There are several differences that could be factors. For example, the
Java version uses StreamTokenizer, while your Clojure version uses
String.split with a regex that gets recompiled for each line read.
> I've also noticed that there is a significant speed difference between
> conj and assoc, why is that?
> If I understand correctly both should only create the delta of the new
> elements and the old structure, however assoc appears to perform much
> better.
user=> (let [c 1000000 p [1 1]] (time (reduce #(conj % [%2 %2]) {}
(range c))) (time (reduce #(assoc % %2 %2) {} (range c))) nil)

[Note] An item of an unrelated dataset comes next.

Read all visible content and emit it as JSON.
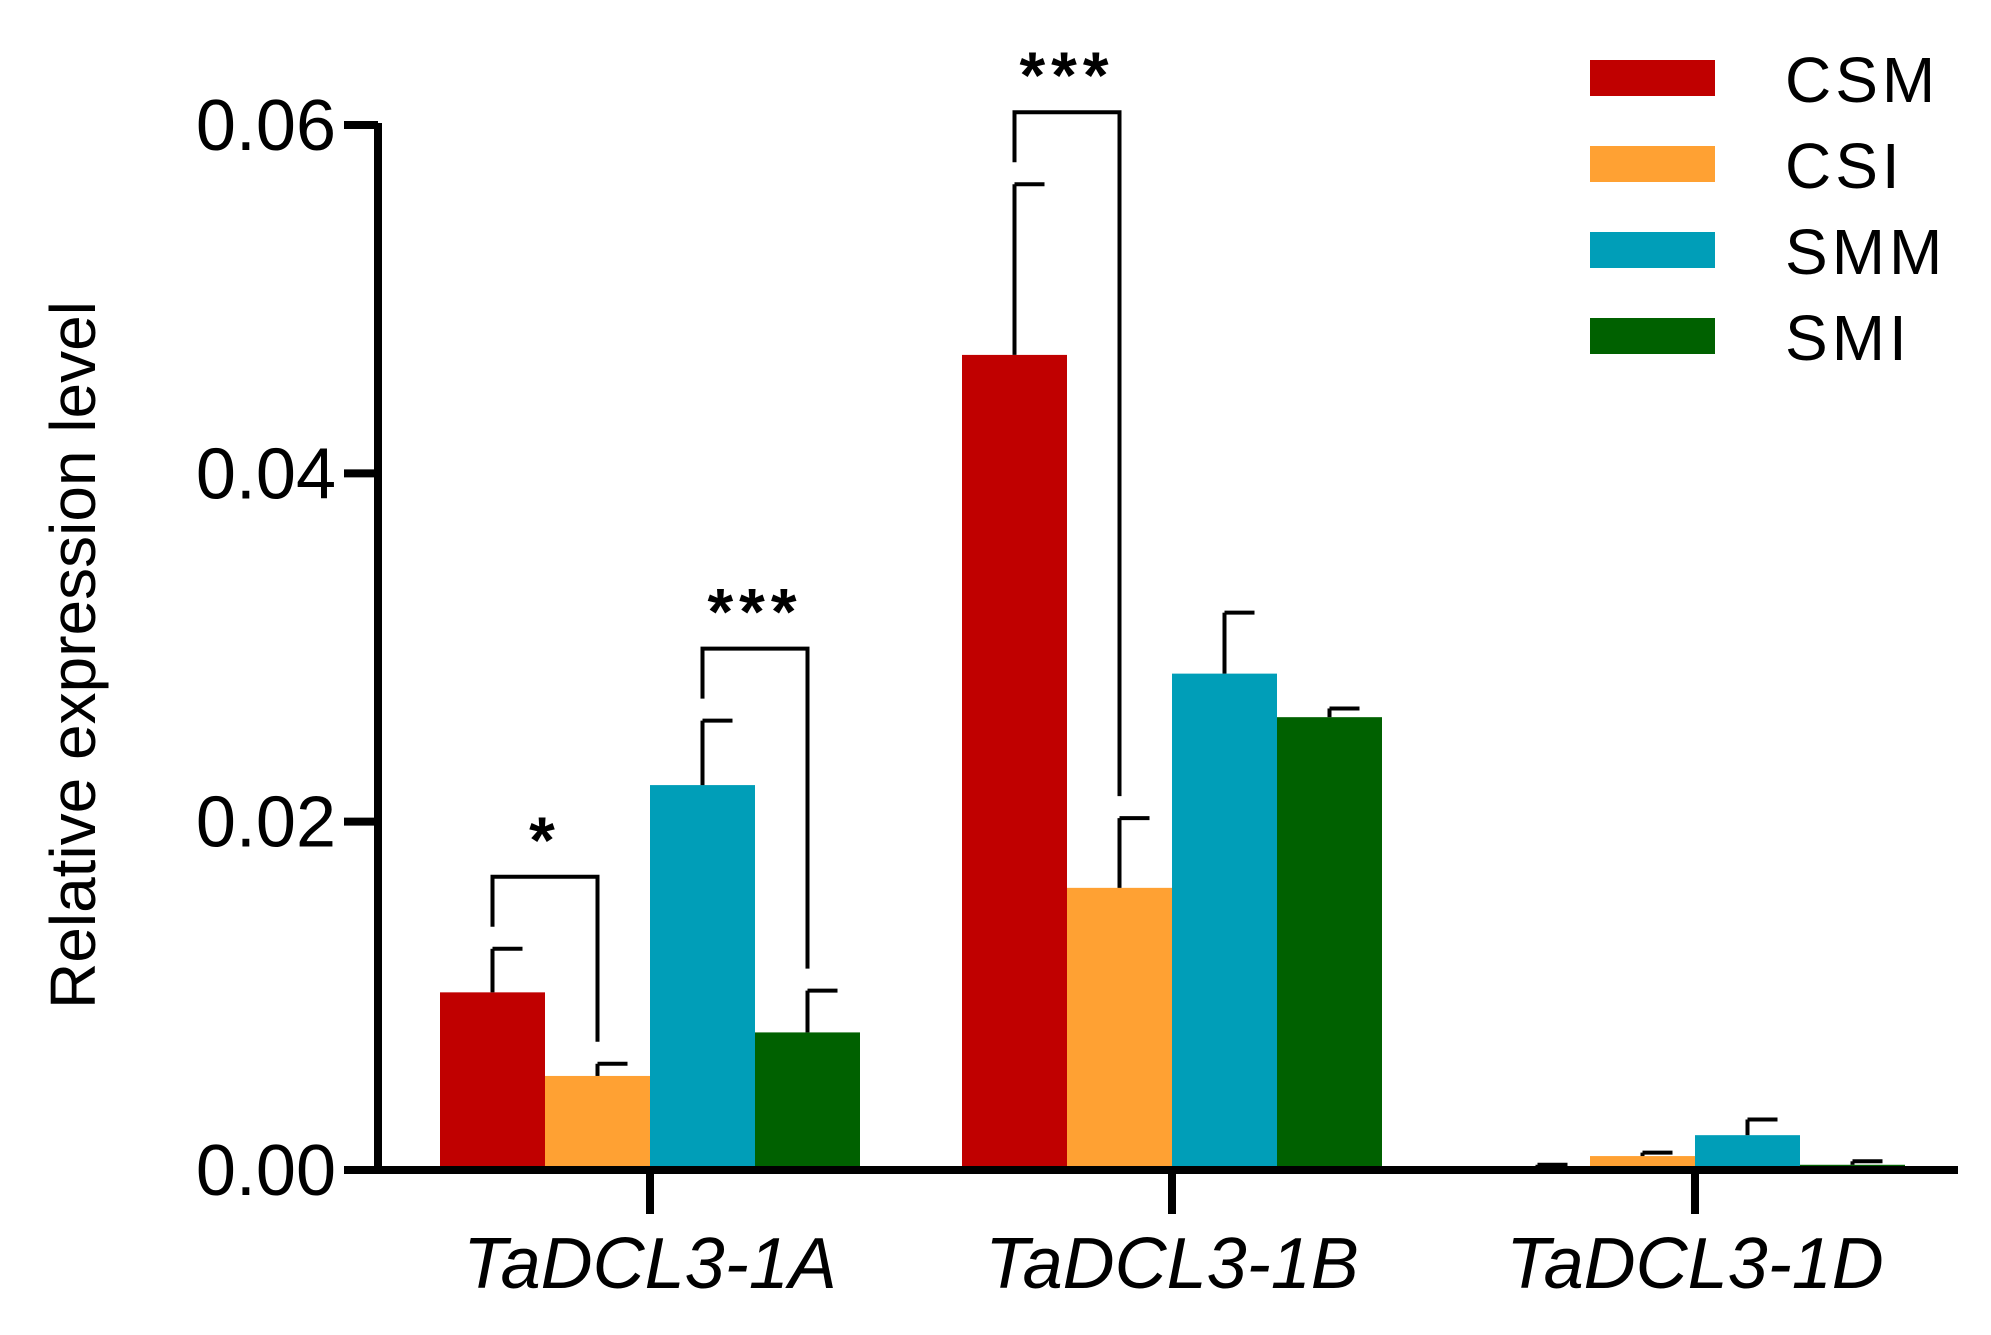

"Elapsed time: 1544.180472 msecs"
"Elapsed time: 1894.318809 msecs"
nil
user=> (let [c 1000000 p [1 1]] (time (reduce #(conj % [%2 %2]) {}
(range c))) (time (reduce #(assoc % %2 %2) {} (range c))) nil)
"Elapsed time: 1549.159812 msecs"
"Elapsed time: 1594.18912 msecs"
That's a million items added to a hash-map each way in about 1.5
seconds -- not too shabby. And the speeds for conj vs. assoc seem
very close, though I'm actually seeing a slight advantage for conj.
And I'm sorry for what follows -- it's like a compulsion for me, and I
hope it doesn't put you off. Each of these functions takes the same
input and produces the same output as your original code, but each is
implemented a bit more succinctly:
(import '(java.io BufferedReader InputStreamReader))
(defn inc-count [words word]
(if (seq word)
(assoc words word (inc (words word 0)))
words))
(defn sort-words [words]
(reverse (sort (map (fn [[k v]] [v k]) words))))
(defn print-words [words]
(doseq [head words]
(println head)))
(defn read-words [words line]
(reduce inc-count words line))
(defn read-input []
(with-open [buf (BufferedReader. (InputStreamReader. System/in))]
(let [words (for [line (line-seq buf)] (.split line " "))]
(print-words (sort-words (reduce read-words {} words))))))
(time (read-input))
--Chouser